Intervention de Mathilde Panot

Réunion du jeudi 1er octobre 2020 à 15h00
Commission des affaires économiques

Photo issue du site de l'Assemblée nationale ou de WikipediaMathilde Panot :

Le Président de la République a déclaré cet été : « Arrêter la bétonisation, c'est un projet pour rendre notre pays plus humain, au fond plus beau », en évoquant l'idée d'un moratoire sur l'aménagement de zones commerciales.

On peine à comprendre la différence que fait la majorité entre les « zones commerciales » et les entrepôts logistiques du géant du e -commerce, Amazon, qui envisage d'en implanter huit autres en France, par exemple à Belfort, à Saint‑Sulpice-la-Pointe ou encore en Alsace, où les riverains se mobilisent : ce sont des terres agricoles, parfois même des zones humides, qui vont être bétonnées au profit du géant du e -commerce. Pourquoi nos collègues de la majorité font-ils délibérément une exception pour Amazon ? Pourquoi faire une différence entre les entrepôts et les zones commerciales ? Pourquoi attendre ? Que pouvez-vous bien trouver à Amazon ?

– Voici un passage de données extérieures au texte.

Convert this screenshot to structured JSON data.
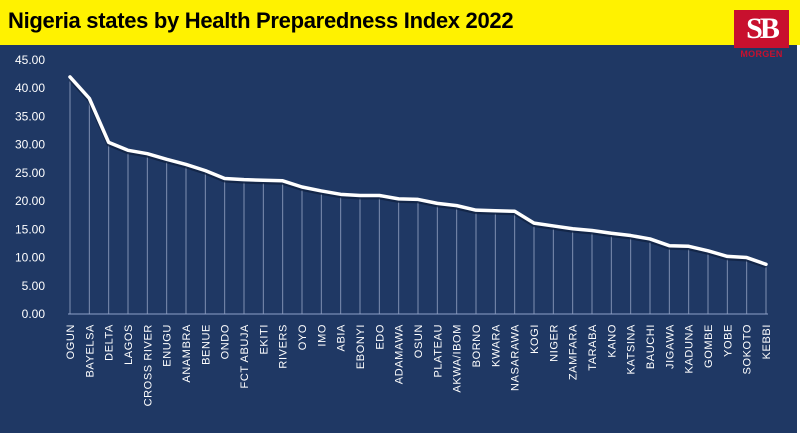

Faites-vous une exception pour Amazon parce qu'il détruit deux fois plus d'emplois qu'il n'en crée ? Aux États-Unis, il en a détruit 270 000, avec sa stratégie de concurrence déloyale. En France, pendant que les petits commerces ferment les uns après les autres, alors que Camaïeu, La Halle et d'autres enseignes ont déposé le bilan, Amazon a empoché 89 milliards de dollars (Md$) pendant la pandémie !

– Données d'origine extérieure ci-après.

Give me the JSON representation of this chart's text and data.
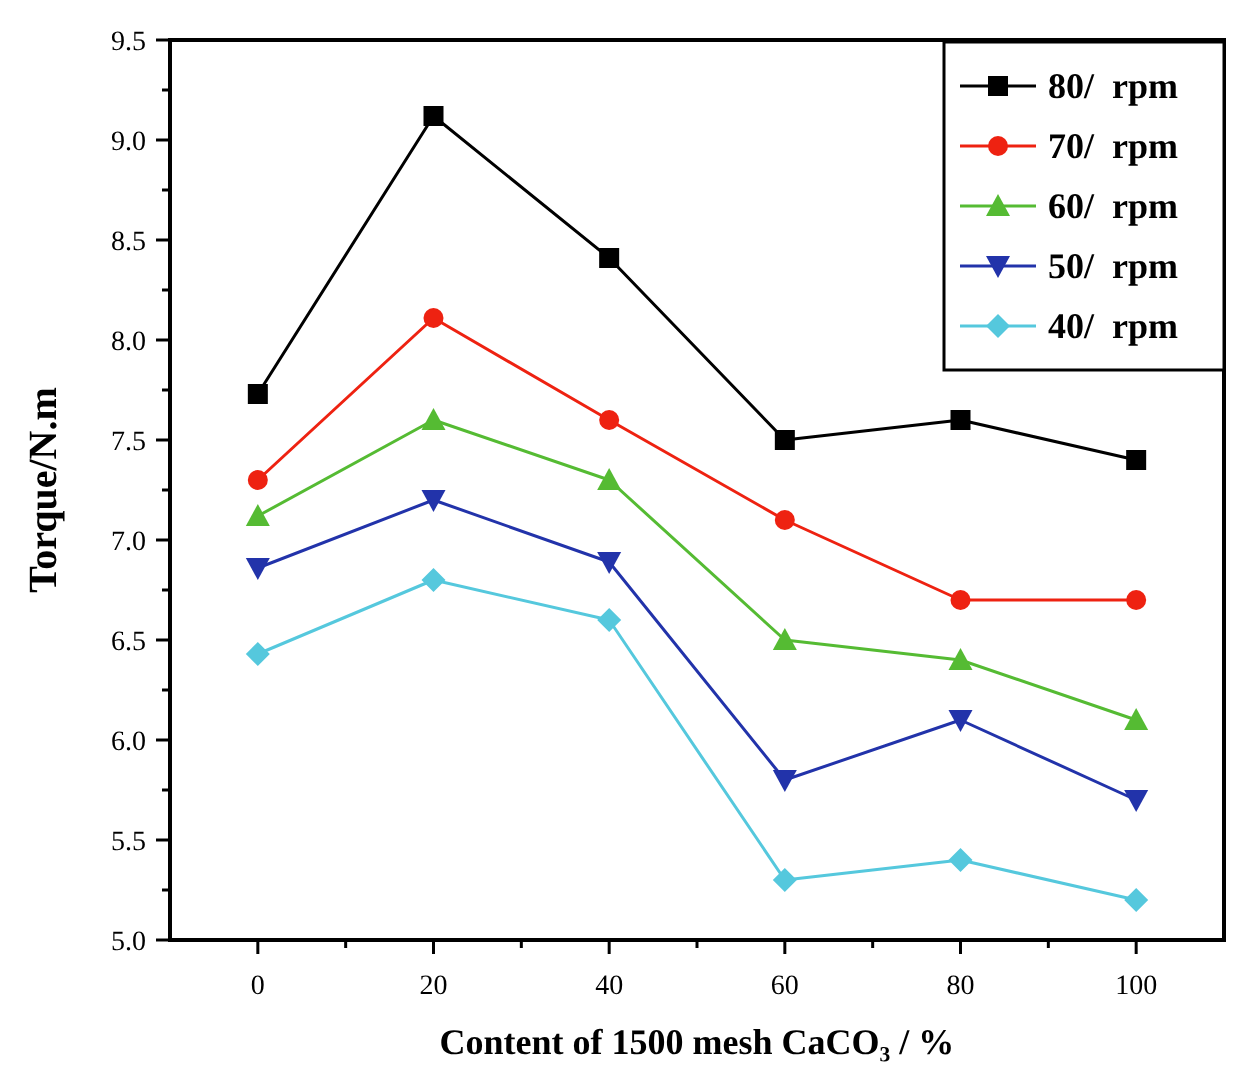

N'est-ce pas plutôt parce qu'Amazon est un champion de la surproduction ? En 2018, ses ventes représentaient l'équivalent de deux produits par habitant de la planète. Ou bien est-ce que parce que la surproduction textile représente 10 % de nos émissions de CO2 en France ?

Est-ce parce que les livraisons d'Amazon font exploser le trafic aérien, ou bien parce que les entrepôts de cette entreprise vont entraîner le passage quotidien de 1 000 à 1 500 camions à toute heure du jour et de la nuit ? Ah, je sais ! C'est sans doute parce qu'Amazon dissimule son chiffre d'affaires au Luxembourg et ne paie pas ses impôts en France ! À moins que ce ne soit, dernière option, parce que les conditions de travail y sont particulièrement terrifiantes et dégradantes ! Nous avons notamment appris, il y a deux semaines, qu'Amazon cherchait à recruter des spécialistes du renseignement pour espionner les potentiels syndicalistes à l'intérieur de ses propres entrepôts. Aux États-Unis, les salariés sont obligés d'uriner dans des bouteilles pour ne pas être sanctionnés !

Je me demande ce que vous trouvez à cette entreprise, à moins que vous ne soyez attachés à la destruction créatrice, que, pour vous, la surproduction soit synonyme d'abondance, que le trafic aérien vous enchante, que le son des camions sur l'autoroute vous berce et que vous aimiez jouer à cache-cache avec les fraudeurs fiscaux ! À part cela, je ne vois pas !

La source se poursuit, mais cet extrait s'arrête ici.